Forgetting curve

The forgetting curve - or also called ebbinghaussche curve - illustrates the degree of forgetting within a certain time. It was discovered by the German psychologist Hermann Ebbinghaus through self tests and is intended to show, inter alia, as long as man retains new learning and what percentage he has forgotten. In connection with the forgetting curve of the Berlin professor also measured the number of repetitions as a function of time were needed to after a break to be able to reproduce the memorized sequences of syllables correctly. ( Savings method)

His results indicate roughly that we after learning only can get 60% of what has been learned already 20 minutes. After an hour, are only 45 % and after a day even only 34% of what is learned in the memory. Six days after learning again the memory is already shrunk to 23%; lasting only 15 % of the learned are stored.

Forgetting is dependent on the type of material to be learned, for example, the person can usually better remember word pairs such as foreign language vocabulary than at random, nonsense syllables; Students have three to six days up to 90 % of the learned vocabulary in memory. However, Ebbinghaus experimented with nonsense syllable series, which is why he has been criticized, inter alia.

Reception and criticism

Experimental psychologists reviewed the construction of meaningless syllables initially as very positive, but they turned from their perspective represents a methodical scientific and rigourous With time Ebbinghaus came above all from a holistic and gestalt theoretical research into the criticism. Thus, it was questioned whether the self- tests, by means of which the Ebbinghaus forgetting curve aufstellte, are likely to provide valid research results, since no control of confounding factors in terms of practice effects existed. In other respects, the point was made that the use of nonsense syllables in the memory experiments led to a loss of control of confounding factors. Nonsense syllables, randomly formed by a vowel ( or umlaut ) and two consonants can be confounded useful or dialect words just yet, as the examples of " door " or " nit" show.

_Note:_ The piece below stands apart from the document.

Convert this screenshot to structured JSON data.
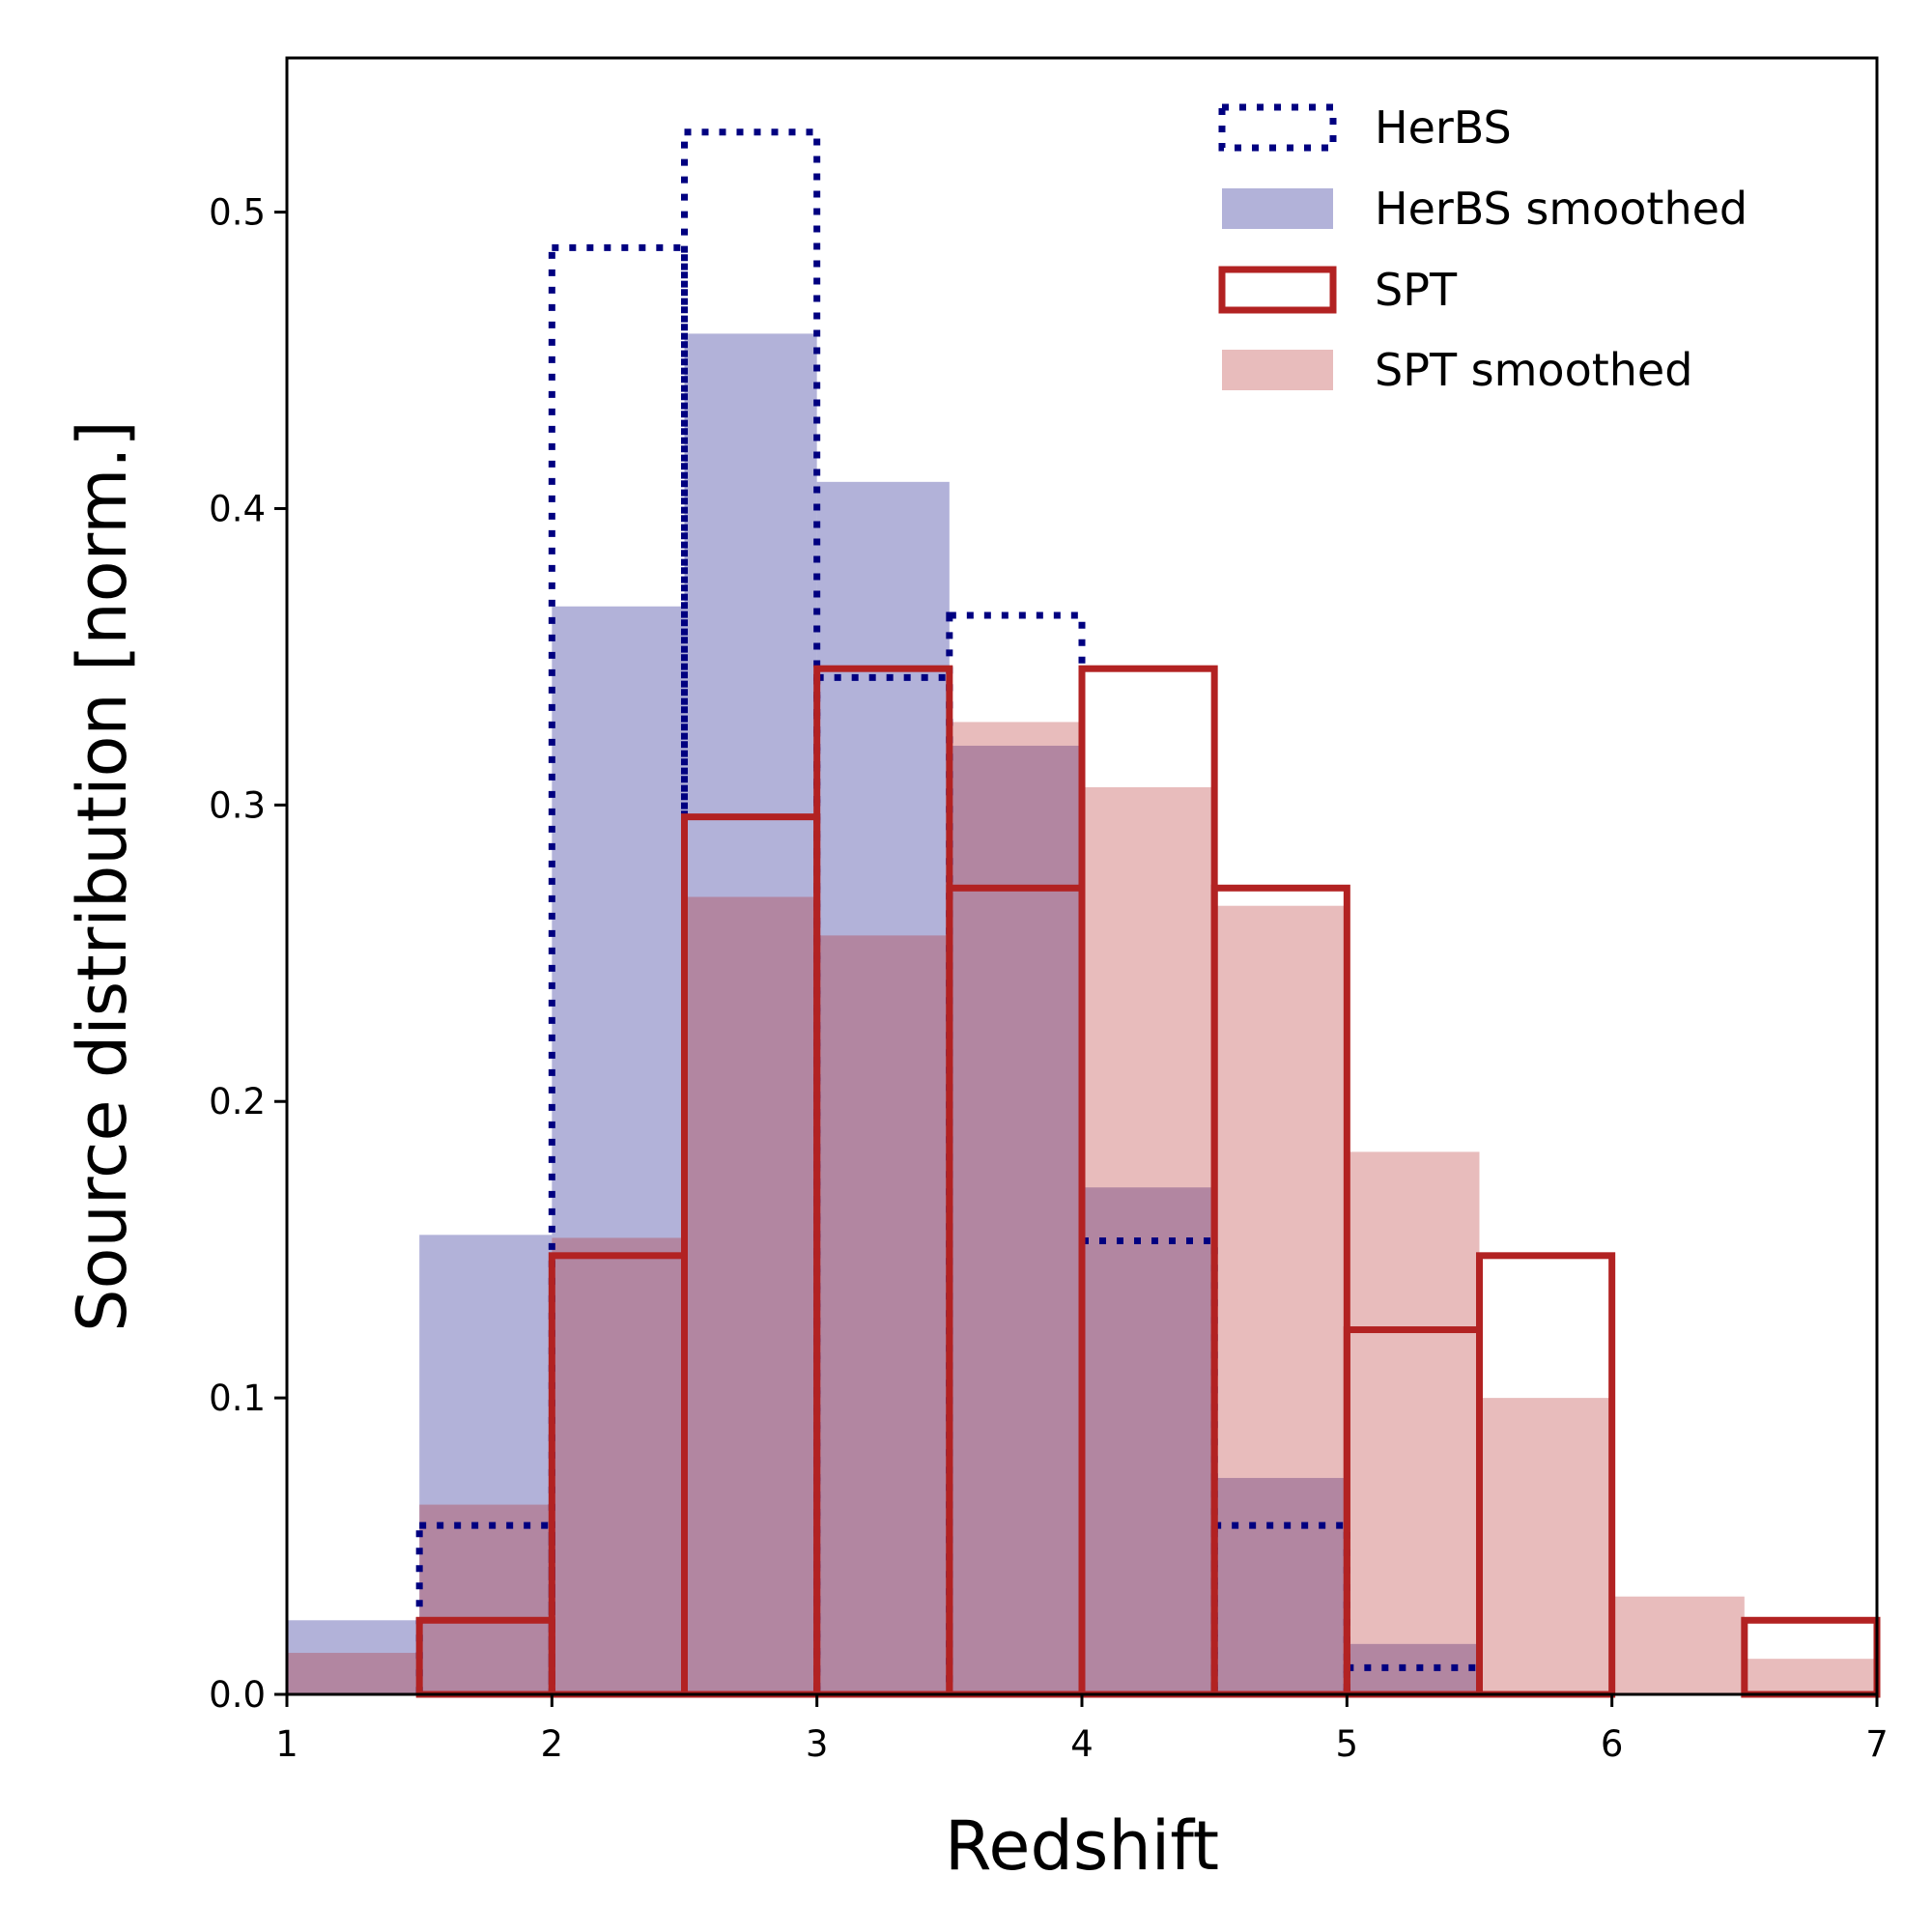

In view of the methodology of the tests was, among other things inaccurate measurement of time, the artificial learning situation and the reduction to repetitions of syllables to measure memory method criticized.

The research and laws, including, inter alia, the forgetting curve is one, Ebbinghaus carried the reputation of a pioneer in the to of that time still relatively unexplored field of memory research, a. In addition, repeated many researchers, such as the Göttingen psychologist Georg Elias, with greater methodological rigor attempts by Ebbinghaus. Thus, the findings in its basic features are still considered valid.

Heinz von Foerster has shown that any review of learning material for the retained subject matter constitutes a new learning situation. In addition, this use of nonsense syllables for learning curves has only a limited predictive value for meaningful trained contexts. The neurology and brain research have demonstrated that personally bedeutsamem learning are completely different forgetting curves. Therefore, the following ' implications of the forgetting curve " confined to nonsense syllables.

Implications of the forgetting curve

  • The process of forgetting must be mitigated by multiple repetition of the learning material ( overlearning ), each repetition of the interval after which another repetition is necessary is increased. What is not used in everyday life, we forget; and only by constant use of knowledge to keep it.
  • Learning materials must be as clear and concise explain the meaning of the matter, anytime offer the learner an overview. For example, a student will first learn what hormones are at all, and only then, what effect have the individual hormones.
  • The learning curve of Ebbinghaus, however, does not measure how many syllables were reproduced correctly yet, but how much is the cost compared to the initial learning.

After Christian Michel and Felix Novak (1990 ) following approximate forgetting curves apply:

  • " Principles and laws " are forgotten after 5 days to about 1 %, and after 30 days to about 5 %
  • Poems 25% or 50 %
  • Prose 53% and 60 %
  • Nonsense syllables 78% and 80%

This shows clearly that it would be helpful in learning to weave the fabric into a rhythm / rhyme or a story. For example, there are Muslims who memorize the Koran - because its content is in rhyme.